漸漸地,他發現自己對于瓦倫泰和林鵬的關注對自己來說是一件好事,就在他不可遏止的胡思亂想之中,半天時間居然不知不覺地過去。正午的太陽照射在墻上的時鐘上,光滑的鐘面反射陽光直射入蕭夢樓的眼中。
蕭夢樓終于一個翻身從床上爬起身,叼著香煙,穿著睡衣,搖搖晃晃地來到一樓的廚房。從電飯鍋里挖出昨天夜里剩下的白米飯,用飯勺在大碗里用力將凝固在一起的飯粒搗散搗碎,接著從冰箱里拎出三個肥大的雞蛋,敲碎在另一個塑料碗中,用筷子攪成糊。然后他將蛋漿倒入散碎的冷飯之中,用力地攪拌,讓每粒米飯都沾上了一點蛋液。
他抓起廚桌角落上放置的色拉油罐,將油傾倒進飯鍋中,點火燒熱,接著將蛋飯倒入鍋中,下醬油,下蔥花,胡亂地翻炒了幾十下,就盛了出來。
“開飯了!”蕭夢樓將香煙放在廚桌邊沿上,大吼一聲,接著重新把香煙斜叼在嘴中,將這醬油蛋炒飯分裝在三個大碗之中,擺在餐桌上。這個時候,香煙上的一截煙灰忽然墜落在頭下方的炒飯上,烏色的煙灰立刻為這碗已經顏色昏暗的炒飯添上了一層新黑。
蕭夢樓把這碗飯擺在自己面前,將香煙擺在桌沿上,伸手彈去飯上的煙灰,也不等慢騰騰地挪到廚房門口的林鵬和瓦倫泰,大口大口地吞咽了起來。
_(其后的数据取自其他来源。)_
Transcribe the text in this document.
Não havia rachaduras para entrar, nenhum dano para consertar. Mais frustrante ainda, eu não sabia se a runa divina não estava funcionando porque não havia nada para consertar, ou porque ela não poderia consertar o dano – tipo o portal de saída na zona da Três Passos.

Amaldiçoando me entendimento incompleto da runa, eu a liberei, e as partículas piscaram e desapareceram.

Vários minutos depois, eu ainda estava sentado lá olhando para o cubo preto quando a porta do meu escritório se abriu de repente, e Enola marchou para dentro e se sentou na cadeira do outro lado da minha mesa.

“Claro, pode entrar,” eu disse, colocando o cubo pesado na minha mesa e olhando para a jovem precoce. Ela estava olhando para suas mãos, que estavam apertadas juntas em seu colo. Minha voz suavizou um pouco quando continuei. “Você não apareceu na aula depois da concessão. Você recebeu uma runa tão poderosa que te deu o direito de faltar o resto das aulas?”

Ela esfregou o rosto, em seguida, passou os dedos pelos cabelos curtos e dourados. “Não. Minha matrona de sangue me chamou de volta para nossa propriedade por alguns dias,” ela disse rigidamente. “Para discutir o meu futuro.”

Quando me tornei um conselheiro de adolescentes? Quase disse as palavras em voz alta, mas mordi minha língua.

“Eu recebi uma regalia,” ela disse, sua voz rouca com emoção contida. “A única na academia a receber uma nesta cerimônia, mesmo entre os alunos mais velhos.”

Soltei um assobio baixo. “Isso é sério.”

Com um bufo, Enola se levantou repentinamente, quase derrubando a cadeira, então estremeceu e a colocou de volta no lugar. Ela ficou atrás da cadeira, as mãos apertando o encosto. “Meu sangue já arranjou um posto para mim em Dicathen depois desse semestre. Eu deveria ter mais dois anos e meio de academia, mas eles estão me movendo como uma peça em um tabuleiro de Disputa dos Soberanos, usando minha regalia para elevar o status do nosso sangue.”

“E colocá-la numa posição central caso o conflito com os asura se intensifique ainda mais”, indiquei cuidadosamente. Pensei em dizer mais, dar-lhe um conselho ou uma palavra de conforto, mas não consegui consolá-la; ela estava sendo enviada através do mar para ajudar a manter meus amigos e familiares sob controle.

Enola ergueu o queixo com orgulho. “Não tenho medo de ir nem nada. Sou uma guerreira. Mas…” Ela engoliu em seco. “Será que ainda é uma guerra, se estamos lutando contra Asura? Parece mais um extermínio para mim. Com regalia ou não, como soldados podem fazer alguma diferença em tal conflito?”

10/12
瓦倫泰和林鵬此時的樣子甚至憔悴過蕭夢樓,林鵬厚厚的兩坨眼袋已經完全化為了烏黑色,滿頭的亂發一半高高地翹起,一半仿佛被風吹倒的蘆葦遮蔽在他的額頭上。
而瓦倫泰的眼睛高高腫起,仿佛被人迎面打了數拳,惺忪的眼簾中布滿了紅色的血絲,太陽穴上青筋暴露,嘴唇上起了無數爆皮,鼻子上塞著一塊擰成一卷的面巾紙,似乎剛剛流過鼻血,幾個星期沒洗的頭發猶如二郎神的三尖兩刃刀直指天空。
這兩個人和蕭夢樓一模一樣的地方在于他們每人都同樣叼著一根長長的冥王星牌香煙。
三個人默默地互相看了一眼,潦草地點了點頭以示問候,接著各自抱住各人的飯碗開始狼吞虎咽地掃蕩碗中醬黑色的炒飯。
“哦——,蕭,這炒飯和你以前做的味道不一樣了,你是不是忘了放什么東西進去?”瓦倫泰吃了幾口飯,忽然抬起頭來用沙啞的嗓音問道。
林鵬將嘴中炒飯吐到碗里,茫然看了看瓦倫泰又看了看正在發呆的蕭夢樓。
經過瓦倫泰的提醒,蕭夢樓這才發現這碗飯的不妥。他停下筷子,輕輕嘆息一聲,將林鵬,瓦倫泰的炒飯收了過來,和自己碗里的炒飯混在一起,重新放回鍋里,開火翻炒了幾下,抓起桌上的鹽罐和糖罐,朝炒鍋里倒了倒,接著再顛了顛鍋,翻炒了十余下。最后他再次將炒飯分裝在三個人的碗中。
“嗯,好,好吃!”瓦倫泰這次感到滿意了,重新恢復了狼吞虎咽的胃口,一大碗暗褐色的醬油炒飯頃刻間被吃得干干凈凈。
林鵬雖然沒有瓦倫泰那么大的胃口,但是也變得比剛才更加生氣勃勃,他興沖沖地將碗中的炒飯大口吃光,將飯碗往桌上一放,連氣還沒有喘勻就朝著大廳中的蛋艙狂奔而去。
看著林鵬丟在桌上兀自不停晃動的飯碗,蕭夢樓默默地搖了搖頭,從桌沿上拿起剛才抽到一半的香煙,仰起頭高高地插在嘴上,朝空中吞吐著煙霧。
“蕭,那根煙是我的。”瓦倫泰看了看桌上剩下的煙頭,淡淡地說。
“哦?”蕭夢樓無所謂地吐出一個煙圈,將手中的煙頭遞到瓦倫泰的手中,然后將桌上剩下的那根煙頭撿了起來,“今天又是大會戰?”
“嗯,一個大規模演習,我們以電腦NPC為目標,來測試我們聯合艦隊的作戰實力。”說到這里,瓦倫泰的眼中露出郁悶憤怒的光芒,“又是一次徹頭徹尾的失敗,公會中這么多高手,居然還是拼不過電腦控制的模擬機械戰士。這些不過是小嘍羅,那些傳說中真人控制的機械戰士最終boss我們連影兒都還沒看見呢。”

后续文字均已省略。